From veteran Kory Lichtensteiger to rookie Brandon Scherff, the offensive line is already feeling the offseason changes, including Bill Callahan's presence.
Long after the rest of their teammates had gone inside Tuesday following the official end to the first OTA session of the 2015 season, offensive line coach Bill Callahan had his players running through extra drills.
A countdown of the Top 10 images of Redskins center Kory Lichtensteiger during the 2014 season.
This extension of one-on-one coaching from actual practice session is indicative of the culture Callahan is trying to set.
Center Kory Lichtensteiger – who is entering his sixth season with the Redskins – said gone are the days of breaks during practice.
Instead, even during the time when special teams takes over the practice fields, Callahan has the offensive line doing something to improve their game.
"We don't sit down and take a knee and watch special teams anymore," Lichtensteiger told reporters Tuesday. "We're working straight through. You see how sweaty I am; it's no joke. He's got a good tempo, and he's a very intense coach. We'll definitely get better if we don't die first."

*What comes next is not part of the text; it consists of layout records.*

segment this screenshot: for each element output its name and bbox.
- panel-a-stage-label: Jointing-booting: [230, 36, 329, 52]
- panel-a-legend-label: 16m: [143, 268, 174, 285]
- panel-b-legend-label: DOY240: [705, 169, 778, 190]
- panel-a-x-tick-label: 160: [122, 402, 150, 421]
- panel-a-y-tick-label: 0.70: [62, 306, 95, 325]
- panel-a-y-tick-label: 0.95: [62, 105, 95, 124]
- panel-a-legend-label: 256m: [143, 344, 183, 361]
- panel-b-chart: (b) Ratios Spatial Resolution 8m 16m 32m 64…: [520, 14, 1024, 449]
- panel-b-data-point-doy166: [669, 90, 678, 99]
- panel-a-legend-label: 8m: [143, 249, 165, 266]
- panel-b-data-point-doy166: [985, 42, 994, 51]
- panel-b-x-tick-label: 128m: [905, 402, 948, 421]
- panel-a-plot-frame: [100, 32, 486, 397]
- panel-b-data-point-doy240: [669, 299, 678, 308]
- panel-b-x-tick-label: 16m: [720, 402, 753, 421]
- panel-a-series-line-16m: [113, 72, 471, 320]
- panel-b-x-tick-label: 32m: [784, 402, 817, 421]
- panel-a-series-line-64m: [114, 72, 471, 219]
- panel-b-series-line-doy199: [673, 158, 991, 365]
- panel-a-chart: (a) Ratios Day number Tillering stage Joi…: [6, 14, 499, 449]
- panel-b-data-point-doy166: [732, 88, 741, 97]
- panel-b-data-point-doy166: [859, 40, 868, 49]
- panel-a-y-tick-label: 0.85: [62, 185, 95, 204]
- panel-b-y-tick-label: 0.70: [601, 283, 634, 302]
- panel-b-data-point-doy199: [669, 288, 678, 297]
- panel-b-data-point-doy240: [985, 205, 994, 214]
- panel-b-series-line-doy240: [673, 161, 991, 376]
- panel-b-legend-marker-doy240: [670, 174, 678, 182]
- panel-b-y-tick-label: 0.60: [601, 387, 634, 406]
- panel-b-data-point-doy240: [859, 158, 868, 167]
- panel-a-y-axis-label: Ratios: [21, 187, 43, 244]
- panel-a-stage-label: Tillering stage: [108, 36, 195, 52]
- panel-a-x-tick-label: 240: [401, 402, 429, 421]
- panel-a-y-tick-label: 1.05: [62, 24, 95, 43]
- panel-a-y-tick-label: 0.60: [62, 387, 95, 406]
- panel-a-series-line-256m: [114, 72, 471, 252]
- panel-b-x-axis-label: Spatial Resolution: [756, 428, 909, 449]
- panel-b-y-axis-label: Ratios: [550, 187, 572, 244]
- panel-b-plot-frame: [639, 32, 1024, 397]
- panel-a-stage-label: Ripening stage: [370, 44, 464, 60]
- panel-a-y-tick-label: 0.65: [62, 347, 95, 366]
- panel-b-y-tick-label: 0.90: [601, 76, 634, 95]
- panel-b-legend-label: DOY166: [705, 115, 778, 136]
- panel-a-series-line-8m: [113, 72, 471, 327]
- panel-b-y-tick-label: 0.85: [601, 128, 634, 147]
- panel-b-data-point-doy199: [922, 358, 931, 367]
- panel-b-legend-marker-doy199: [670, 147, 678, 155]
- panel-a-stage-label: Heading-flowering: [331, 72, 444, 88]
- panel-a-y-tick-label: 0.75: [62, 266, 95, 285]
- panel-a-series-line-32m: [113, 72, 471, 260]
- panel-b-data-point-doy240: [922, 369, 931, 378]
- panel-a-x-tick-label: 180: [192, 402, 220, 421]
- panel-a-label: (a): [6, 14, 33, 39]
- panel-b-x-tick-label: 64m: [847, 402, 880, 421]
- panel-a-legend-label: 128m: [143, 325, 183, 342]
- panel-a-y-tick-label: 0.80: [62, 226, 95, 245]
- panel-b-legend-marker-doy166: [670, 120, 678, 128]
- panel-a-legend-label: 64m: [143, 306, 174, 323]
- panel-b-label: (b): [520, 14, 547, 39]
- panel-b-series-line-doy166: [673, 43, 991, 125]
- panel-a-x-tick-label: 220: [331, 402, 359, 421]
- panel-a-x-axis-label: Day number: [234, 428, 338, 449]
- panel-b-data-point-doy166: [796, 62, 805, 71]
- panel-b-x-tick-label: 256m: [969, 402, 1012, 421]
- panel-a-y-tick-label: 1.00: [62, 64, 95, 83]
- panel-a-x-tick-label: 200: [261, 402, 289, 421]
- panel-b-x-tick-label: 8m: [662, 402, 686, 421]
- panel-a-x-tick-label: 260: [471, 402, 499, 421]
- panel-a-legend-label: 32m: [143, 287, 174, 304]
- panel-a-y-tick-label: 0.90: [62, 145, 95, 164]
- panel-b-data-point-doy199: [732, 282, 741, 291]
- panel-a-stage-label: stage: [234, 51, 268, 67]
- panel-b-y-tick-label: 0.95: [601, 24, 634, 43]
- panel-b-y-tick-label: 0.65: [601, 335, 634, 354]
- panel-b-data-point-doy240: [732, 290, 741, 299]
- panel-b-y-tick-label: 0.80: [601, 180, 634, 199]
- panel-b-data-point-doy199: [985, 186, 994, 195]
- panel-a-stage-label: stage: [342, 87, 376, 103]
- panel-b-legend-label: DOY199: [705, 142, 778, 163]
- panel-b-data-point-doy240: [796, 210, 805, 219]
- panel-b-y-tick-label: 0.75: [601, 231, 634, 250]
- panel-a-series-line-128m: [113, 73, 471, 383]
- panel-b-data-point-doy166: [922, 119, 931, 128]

In his first few weeks in the NFL, first-round pick Brandon Scherff has already experience first-hand what makes Callahan one of the best offensive line coaches in the league.
"He works your butt off and he expects a lot out of you," he said. "So you gotta take and do what he does on the field and take that in the team period and work on it on your own some too."
Lichtensteiger said he worked well with former offensive line coach Chris Foerster, but once he heard Callahan was joining the team, he knew the Redskins were getting someone special.
"First of all, it was a bummer for me to have Foerster leave, he was my coach for five straight years," Lichtensteiger said. "I have a deep trust and respect [for him] and I love that guy. So I wasn't happy to see him go, but I was happy after a while that it was announced that it was Bill coming, and that's somebody's who's got a good pedigree with O-lines. I knew we were going to be successful, I was just hoping that he was a Lichtensteiger fan, and so far it's going good."
Scherff represents the added depth the Redskins took on this offseason along the offensive line, as he is one of several new faces Callahan and head coach Jay Gruden get to work with on an everyday basis.
While Lichtensteiger is expected to start at center once again after doing so during the 2014 season, and Pro Bowler Trent Williams and Scherff are considered the team's top two tackles, the Bowling Green product said it's "hard to know who's going to plug in where" with the added competition.
"We have a lot of capable guys," Lichtensteiger said. "Some guys that are inexperienced, we have a lot of rookies right now, but we have some veterans and free agents that we brought in that are guys that have gotten snaps before. I think everybody's adjusting pretty quickly to the new terminology. I think across the board we have guys that are working really hard to study and work really hard on the field to impress different coaches."
Scherff echoed Lichtensteiger's sentiment, saying that whether you're a starter of a reserve player, everyone will make the unit better.
"We're just going to come out here and work each other's butts off," he said. "You know whether you're going to be a rep man for the guy, or you're going to provide the best look for them, and vice versa. So you just have to come out here each day and try to get better."